We are often castigated for having a poor saving culture and some say we “lack saving discipline”. Our recent household survey The Saving Cultureprovides us with holistic insights about a large percentage of Kenyans who are at the crossroad between saving for future activities or living through the day.

The insights covers major thematic areas which informs a decision to either save or consume.


Survey Number: 2

Number of Respondents: 220

First, let us review our decision to save based on a random sample of the Kenyan population selected from 47 counties of Kenya. 81.4% of the respondents save money compared to 18.6% who generally don’t

What factors affect an individual’s decision to save or not save?

This question leads me to our second insight. Monthly income and expenditure. According to Keynesian economics Kenyan marginal propensity (resulting from small increase of income and tendency) to save is lower than its marginal propensity to consume. In other words, an increase in one unit of income is consumed rather than saved. A unit increase of income for lower income earners will not cause a significant change in their saving habits. In fact they will cut on their savings and use them to upgrade their lifestyles, investment and other consumption activities, as expressed below:

It is interesting to note that over 50% of the lower income earners save. They responded Yes to saving as compared to less than half of those who did not save.

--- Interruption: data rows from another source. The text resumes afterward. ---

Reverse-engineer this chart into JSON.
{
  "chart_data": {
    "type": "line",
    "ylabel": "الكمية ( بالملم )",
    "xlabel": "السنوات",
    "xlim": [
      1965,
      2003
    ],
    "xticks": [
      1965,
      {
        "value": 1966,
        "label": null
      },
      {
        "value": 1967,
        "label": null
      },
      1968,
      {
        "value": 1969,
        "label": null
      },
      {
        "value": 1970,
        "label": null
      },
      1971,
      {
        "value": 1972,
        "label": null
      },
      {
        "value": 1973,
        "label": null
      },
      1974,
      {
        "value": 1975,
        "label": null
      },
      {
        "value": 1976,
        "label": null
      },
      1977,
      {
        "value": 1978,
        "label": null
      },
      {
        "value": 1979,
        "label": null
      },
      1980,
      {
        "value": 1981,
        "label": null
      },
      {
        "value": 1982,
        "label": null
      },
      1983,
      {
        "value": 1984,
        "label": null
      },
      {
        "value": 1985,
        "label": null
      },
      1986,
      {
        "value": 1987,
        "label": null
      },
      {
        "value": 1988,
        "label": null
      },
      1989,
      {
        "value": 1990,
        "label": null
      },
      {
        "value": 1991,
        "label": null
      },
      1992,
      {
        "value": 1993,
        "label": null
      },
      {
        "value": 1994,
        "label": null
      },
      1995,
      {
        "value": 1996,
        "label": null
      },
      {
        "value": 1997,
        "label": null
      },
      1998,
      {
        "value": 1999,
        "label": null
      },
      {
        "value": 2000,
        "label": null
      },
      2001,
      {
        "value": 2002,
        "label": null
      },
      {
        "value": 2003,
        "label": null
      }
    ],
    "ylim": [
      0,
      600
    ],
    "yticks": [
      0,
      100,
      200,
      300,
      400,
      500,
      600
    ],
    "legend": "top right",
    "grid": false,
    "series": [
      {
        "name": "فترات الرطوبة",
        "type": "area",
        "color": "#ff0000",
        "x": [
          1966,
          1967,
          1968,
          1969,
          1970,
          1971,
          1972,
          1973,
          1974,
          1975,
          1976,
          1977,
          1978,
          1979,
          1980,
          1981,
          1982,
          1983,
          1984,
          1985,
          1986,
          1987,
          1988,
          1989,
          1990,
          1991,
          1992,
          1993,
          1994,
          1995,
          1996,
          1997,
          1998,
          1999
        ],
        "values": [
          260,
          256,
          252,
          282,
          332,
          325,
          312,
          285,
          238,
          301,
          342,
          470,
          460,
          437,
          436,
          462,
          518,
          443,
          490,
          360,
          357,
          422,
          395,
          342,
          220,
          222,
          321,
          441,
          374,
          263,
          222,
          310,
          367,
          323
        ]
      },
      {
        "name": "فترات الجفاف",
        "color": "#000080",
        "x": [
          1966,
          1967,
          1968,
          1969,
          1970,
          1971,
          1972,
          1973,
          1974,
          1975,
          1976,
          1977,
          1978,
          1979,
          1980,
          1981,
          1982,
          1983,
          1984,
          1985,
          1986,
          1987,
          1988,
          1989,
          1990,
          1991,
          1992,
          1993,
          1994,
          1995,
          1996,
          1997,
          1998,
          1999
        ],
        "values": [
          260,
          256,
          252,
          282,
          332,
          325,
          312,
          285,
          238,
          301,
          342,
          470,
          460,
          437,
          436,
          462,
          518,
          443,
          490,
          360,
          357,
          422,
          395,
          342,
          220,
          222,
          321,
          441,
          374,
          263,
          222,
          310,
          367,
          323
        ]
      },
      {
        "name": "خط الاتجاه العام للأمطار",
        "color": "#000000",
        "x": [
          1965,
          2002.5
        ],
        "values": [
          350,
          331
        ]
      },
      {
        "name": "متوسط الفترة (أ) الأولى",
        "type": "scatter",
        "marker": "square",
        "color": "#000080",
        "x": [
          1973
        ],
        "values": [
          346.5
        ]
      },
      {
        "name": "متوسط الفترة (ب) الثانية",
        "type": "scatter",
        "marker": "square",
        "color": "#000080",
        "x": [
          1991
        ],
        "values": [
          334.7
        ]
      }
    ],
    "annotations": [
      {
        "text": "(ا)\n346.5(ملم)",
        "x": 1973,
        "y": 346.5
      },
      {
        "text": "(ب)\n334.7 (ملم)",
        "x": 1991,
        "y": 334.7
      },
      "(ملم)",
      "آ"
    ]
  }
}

How or where do they earn their income?

Our third insight answers this question. 26.3% of the respondents work in the informal sector while only 20.5% are employed as compare to 29.4% who are unemployed or self-employed.

This tells us more about their lower income level and their saving culture. That is those who work in informal sectors, unemployed and self-employed have lower income levels and their saving habits tends to change when their income increases. They save less when their income changes from lower to middle or higher income.

Allow me to bring the age and marital status as factors in this conversation. Does age affect Kenyans savings habits?

The obvious answer is yes but how? 93.9% of the young adults between age 18 and 35 save as compared to 6.1% of the middle aged and adults who are over 36 years of age.

Majority of these group of young adults have regular saving accounts, they are single and this imply they have little or no family responsibility.

81.4% of the the population who save are singles.

Lastly, the final analysis is on the education. Over 75% of the population that saves, has a university or college degree. The level of education enhances and emphasises the importance of saving. That is why majority of those who are educated have a savings plan.

This is where majority of the respondents save their money.

In conclusion, we all need money and many of us feel we don’t have enough of it. It is important we set aside a fraction of our income in our saving accounts irrespective of the size of our income, our age group, marital status and our education level.